Yemeni pro-government forces ride in a pickup truck mounted with a machine gun on the outskirts of the Hodeida on November 18, 2018
Sanaa (AFP) - The UN Yemen envoy faced his “sternest test” on Wednesday as he flew into the rebel-held capital Sanaa for talks on averting all-out fighting for the lifeline port of Hodeida and widespread famine.
Under heavy Western pressure, the government and its Saudi-led military backers have largely suspended a five-month-old offensive on the Red Sea port city as UN envoy Martin Griffiths makes the biggest peace push in two years.
But a devastating all-out assault on the city’s vital docks still threatens as coalition commanders scent a potentially game-changing victory in their three-and-a-half year war on the Iran-backed Huthi Shiite rebels.
UN agencies say up to 14 million Yemenis are at risk of starvation if the port of Hodeida is closed by fighting or damage.
The city is virtually the sole gateway to the capital and rebel-held territory in the densely populated highlands, and some 80 percent of commercial food imports and virtually all UN-supervised humanitarian aid pass through its docks.
Griffiths did not comment to waiting reporters on his arrival at Sanaa International Airport, an AFP photographer reported.
Map showing damaged in Sanaa and Hodeida since December 2017.
He was expected to hold afternoon talks with rebel political leaders as he attempts to revive a peace process that collapsed in acrimony in Switzerland in September when the rebels failed to show up.
The Huthis have said repeatedly that they need stronger security guarantees from the international community that they will be given safe passage through the crippling air and sea blockade the coalition has enforced since March 2015.
- ‘Sternest test’ -
The international community is demanding in return that the rebels halt all offensive operations, particularly missile attacks on neighbouring Saudi Arabia, and commit to joining talks on handing over of the port of Hodeida to UN control.
“Griffiths faces the sternest test of his young tenure,” said Brussels-based think tank International Crisis Group.
Yemeni boy Ghazi Saleh, weighing just eight kilogrammes, is too weak to move or even cry
“If his mediation efforts succeed in preventing a destructive battle for Hodeida, he could build momentum toward reviving a peace process that has been stalled for the past two years.
“But if he fails, peace in Yemen will look increasingly remote and the prospects for its embattled population increasingly dire.”
Both sides have in the past week expressed support for the envoy and his mission to convene new peace talks in Sweden, but fierce clashes flared again in Hodeida late Tuesday.

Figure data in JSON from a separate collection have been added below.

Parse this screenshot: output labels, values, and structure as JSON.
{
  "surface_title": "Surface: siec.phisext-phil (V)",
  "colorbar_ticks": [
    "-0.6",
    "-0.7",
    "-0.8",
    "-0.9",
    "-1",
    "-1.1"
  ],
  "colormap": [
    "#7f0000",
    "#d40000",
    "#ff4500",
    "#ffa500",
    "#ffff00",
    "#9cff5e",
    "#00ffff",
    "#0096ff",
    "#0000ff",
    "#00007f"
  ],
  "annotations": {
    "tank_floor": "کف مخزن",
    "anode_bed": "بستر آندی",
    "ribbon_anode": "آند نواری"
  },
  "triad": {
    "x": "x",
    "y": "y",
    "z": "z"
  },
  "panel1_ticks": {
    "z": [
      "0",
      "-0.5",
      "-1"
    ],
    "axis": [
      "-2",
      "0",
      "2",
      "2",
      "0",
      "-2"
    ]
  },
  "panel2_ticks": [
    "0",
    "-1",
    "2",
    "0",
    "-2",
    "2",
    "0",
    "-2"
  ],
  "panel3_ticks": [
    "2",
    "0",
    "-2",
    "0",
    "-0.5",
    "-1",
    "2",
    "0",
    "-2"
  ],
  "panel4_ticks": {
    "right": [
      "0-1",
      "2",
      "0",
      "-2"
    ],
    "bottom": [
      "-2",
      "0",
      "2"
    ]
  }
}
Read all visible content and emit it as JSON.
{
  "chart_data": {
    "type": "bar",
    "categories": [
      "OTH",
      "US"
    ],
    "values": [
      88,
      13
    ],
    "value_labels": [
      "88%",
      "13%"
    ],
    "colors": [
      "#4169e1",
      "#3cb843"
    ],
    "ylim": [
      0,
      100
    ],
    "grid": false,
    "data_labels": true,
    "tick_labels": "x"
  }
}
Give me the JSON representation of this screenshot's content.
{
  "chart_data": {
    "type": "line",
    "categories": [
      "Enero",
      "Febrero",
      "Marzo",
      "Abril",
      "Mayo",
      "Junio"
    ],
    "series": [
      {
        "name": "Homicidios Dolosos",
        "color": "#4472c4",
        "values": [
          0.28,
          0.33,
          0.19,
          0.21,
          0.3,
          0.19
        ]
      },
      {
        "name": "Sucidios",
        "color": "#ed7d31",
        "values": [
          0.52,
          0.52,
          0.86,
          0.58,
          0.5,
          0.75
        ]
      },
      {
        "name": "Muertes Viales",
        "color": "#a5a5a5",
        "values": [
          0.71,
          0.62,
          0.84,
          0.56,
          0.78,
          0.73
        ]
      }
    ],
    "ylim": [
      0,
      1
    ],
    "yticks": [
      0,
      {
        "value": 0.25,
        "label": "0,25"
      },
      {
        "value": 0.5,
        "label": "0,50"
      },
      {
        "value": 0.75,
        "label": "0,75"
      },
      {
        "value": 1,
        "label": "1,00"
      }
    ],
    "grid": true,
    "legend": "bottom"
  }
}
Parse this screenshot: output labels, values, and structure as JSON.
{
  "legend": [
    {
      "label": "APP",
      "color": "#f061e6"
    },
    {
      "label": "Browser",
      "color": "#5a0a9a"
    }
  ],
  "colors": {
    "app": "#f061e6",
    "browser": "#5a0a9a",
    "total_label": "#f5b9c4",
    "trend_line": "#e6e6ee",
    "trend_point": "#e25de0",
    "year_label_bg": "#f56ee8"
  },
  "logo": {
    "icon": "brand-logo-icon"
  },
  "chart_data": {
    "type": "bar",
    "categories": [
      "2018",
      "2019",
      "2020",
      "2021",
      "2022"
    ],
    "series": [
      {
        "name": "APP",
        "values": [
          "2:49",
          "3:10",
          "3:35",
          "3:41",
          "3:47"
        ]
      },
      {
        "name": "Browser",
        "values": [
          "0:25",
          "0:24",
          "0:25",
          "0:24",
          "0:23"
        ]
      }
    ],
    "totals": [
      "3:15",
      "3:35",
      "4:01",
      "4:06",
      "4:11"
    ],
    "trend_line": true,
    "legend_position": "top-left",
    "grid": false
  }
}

Just hours before Griffiths’ arrival in Sanaa, residents in the east of Hodeida told AFP by telephone they could hear fighting, and reported shrapnel falling in residential neighbourhoods.
- Call for truce -
On Monday, Britain presented to the UN Security Council a draft resolution urging an immediate truce in Hodeida and setting a two-week deadline for the warring sides to remove all barriers to humanitarian aid.
The proposed resolution would significantly ratchet up pressure on the Saudi-led coalition and the rebels to seek a negotiated settlement.
A market in the Yemeni capital's old quarter on November 19, 2018.
It also calls for a large injection of foreign cash to support Yemen’s collapsing currency and for salaries of civil servants, teachers, and health workers to be paid within a month.
Multiple past attempts to hold negotiations have failed.
Griffiths said Monday he hoped the rivals would meet in Sweden “within the next few weeks”. No date has been set.
- ‘Stop selling weapons’ -
The rebels overran Sanaa in late 2014, when they also took control of Hodeida and its port.
A year later, the coalition intervened as President Abedrabbo Mansour Hadi fled into Saudi exile.
Both parties in the conflict stand accused of acts that could amount to war crimes.
Doctors treat a Yemeni men in the rebel stronghold of Saada on November 20, 2018 following a reported air strike
Although Western governments have condemned civilian deaths in Yemen, they remain political and military backers of Saudi Arabia, which is a regional ally and spends billions of dollars on arms from the United States, Britain, and France.
They have come under increased domestic political pressure to halt, or at least attach conditions to, their arms deliveries since the murder of dissident Saudi journalist Jamal Khashoggi in the kingdom’s consulate in Istanbul last month by top agents Riyadh insists were acting without orders.
The World Health Organization says nearly 10,000 people – mostly civilians – have been killed in Yemen since the Saudi-led intervention began, but human rights groups believe the toll may be five times higher.
The World Food Programme says up to 14 million Yemenis are at risk of starvation.
Save the Children said on Wednesday that some 85,000 infants under the age of five may have died of severe malnutrition or related diseases between March 2015 and this October based on UN agency figures.